An ensemble learning method that builds multiple decision trees and combines their predictions. Configurable parameters:

  • Number of trees (n_estimators)
  • Maximum tree depth (max_depth)
  • Bootstrap sampling (bootstrap)

Model used: sklearn.ensemble.RandomForestClassifier

Evaluation Metrics

The application evaluates model performance using several metrics.

Accuracy:

Measures the percentage of correctly classified samples.

$$ Accuracy = \frac{Correct\ Predictions}{Total\ Predictions} = \frac{TP + TN}{TP + TN + FP + FN} $$

Precision:

Measures how many predicted positives are actually positive.

$$ Precision = \frac{True\ Positives}{Predicted\ Positives} = \frac{TP}{TP + FP} $$

Recall:

Measures how many actual positives are correctly predicted.

$$ Recall = \frac{True\ Positives}{Actual\ Positives} = \frac{TP}{TP + FN} $$

Confusion Matrix:

Displays counts of: True Positives (TP), False Positives (FP), True Negatives (TN), and False Negatives (FN).

Implemented using: ConfusionMatrixDisplay

ROC Curve:

The Receiver Operating Characteristic curve shows the trade-off between:

  • True Positive Rate
  • False Positive Rate

Implemented using: RocCurveDisplay

Precision-Recall Curve:

Visualizes the balance between precision and recall.

Implemented using: PrecisionRecallDisplay

Application Interface

The app UI is divided into two main sections.

Main Page

Displays:

  • Application title
  • Model results
  • Evaluation plots
  • Dataset preview

Sidebar

Controls the application:

  • Classifier selection
  • Hyperparameter tuning
  • Metric selection
  • Run model button
  • Show dataset toggle

Project Structure

Binary-Classification-Web-App
├── app.py
├── dataset
│   └── mushrooms.csv
├── requirements.txt
└── README.md

Tech Stack

Python, Streamlit, Scikit-learn, Pandas, NumPy, Matplotlib

Running the Project Locally

1. Clone the repository.

git clone https://github.com/Avik-Das-567/Binary-Classification-Web-App.git

2. Navigate to the project directory.

cd Binary-Classification-Web-App

3. Install dependencies.

pip install -r requirements.txt

4. Run the Streamlit application.

streamlit run app.py

5. Open in browser.

Streamlit will automatically launch the app at:

http://localhost:8501

Key Implementation Details

Data Caching:

To improve performance, the app caches dataset loading and preprocessing using Streamlit’s caching decorator.
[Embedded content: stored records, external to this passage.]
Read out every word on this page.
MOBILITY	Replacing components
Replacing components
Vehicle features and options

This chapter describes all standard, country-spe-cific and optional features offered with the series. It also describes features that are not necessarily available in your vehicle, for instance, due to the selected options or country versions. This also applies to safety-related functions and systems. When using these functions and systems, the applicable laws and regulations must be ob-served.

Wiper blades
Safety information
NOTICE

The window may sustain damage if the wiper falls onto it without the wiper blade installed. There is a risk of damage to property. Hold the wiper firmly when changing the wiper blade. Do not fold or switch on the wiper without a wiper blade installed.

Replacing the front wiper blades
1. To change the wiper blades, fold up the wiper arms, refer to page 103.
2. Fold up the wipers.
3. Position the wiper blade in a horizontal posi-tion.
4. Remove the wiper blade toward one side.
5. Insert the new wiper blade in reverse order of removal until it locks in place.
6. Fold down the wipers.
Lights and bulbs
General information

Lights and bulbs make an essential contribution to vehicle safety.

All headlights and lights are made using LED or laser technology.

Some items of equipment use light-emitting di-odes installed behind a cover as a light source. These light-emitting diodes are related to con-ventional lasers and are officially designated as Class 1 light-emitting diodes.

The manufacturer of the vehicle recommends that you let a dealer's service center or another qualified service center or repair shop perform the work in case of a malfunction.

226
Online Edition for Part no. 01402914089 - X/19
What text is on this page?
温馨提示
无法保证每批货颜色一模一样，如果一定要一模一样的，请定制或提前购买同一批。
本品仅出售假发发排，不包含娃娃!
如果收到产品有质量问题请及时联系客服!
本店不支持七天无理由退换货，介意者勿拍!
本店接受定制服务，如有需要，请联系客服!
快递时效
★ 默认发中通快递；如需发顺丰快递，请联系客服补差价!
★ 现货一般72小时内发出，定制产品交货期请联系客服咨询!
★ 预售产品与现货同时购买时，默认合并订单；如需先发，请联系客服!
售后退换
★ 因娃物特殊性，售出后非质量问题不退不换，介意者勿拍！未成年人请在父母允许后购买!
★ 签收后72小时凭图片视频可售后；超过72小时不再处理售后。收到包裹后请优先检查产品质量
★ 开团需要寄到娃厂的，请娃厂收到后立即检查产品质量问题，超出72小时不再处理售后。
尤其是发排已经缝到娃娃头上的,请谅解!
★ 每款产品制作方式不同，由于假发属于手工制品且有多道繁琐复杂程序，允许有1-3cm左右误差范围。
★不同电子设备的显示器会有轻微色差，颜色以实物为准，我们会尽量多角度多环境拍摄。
@st.cache_data(persist=True)

This prevents reloading and reprocessing the dataset every time the UI updates.

Dynamic Model Training:

Models are trained only when the user clicks the "Classify" button, allowing users to experiment with parameters without retraining unnecessarily.

Dynamic Metric Visualization:

Users can select which evaluation metrics to display. The application dynamically generates the corresponding plots.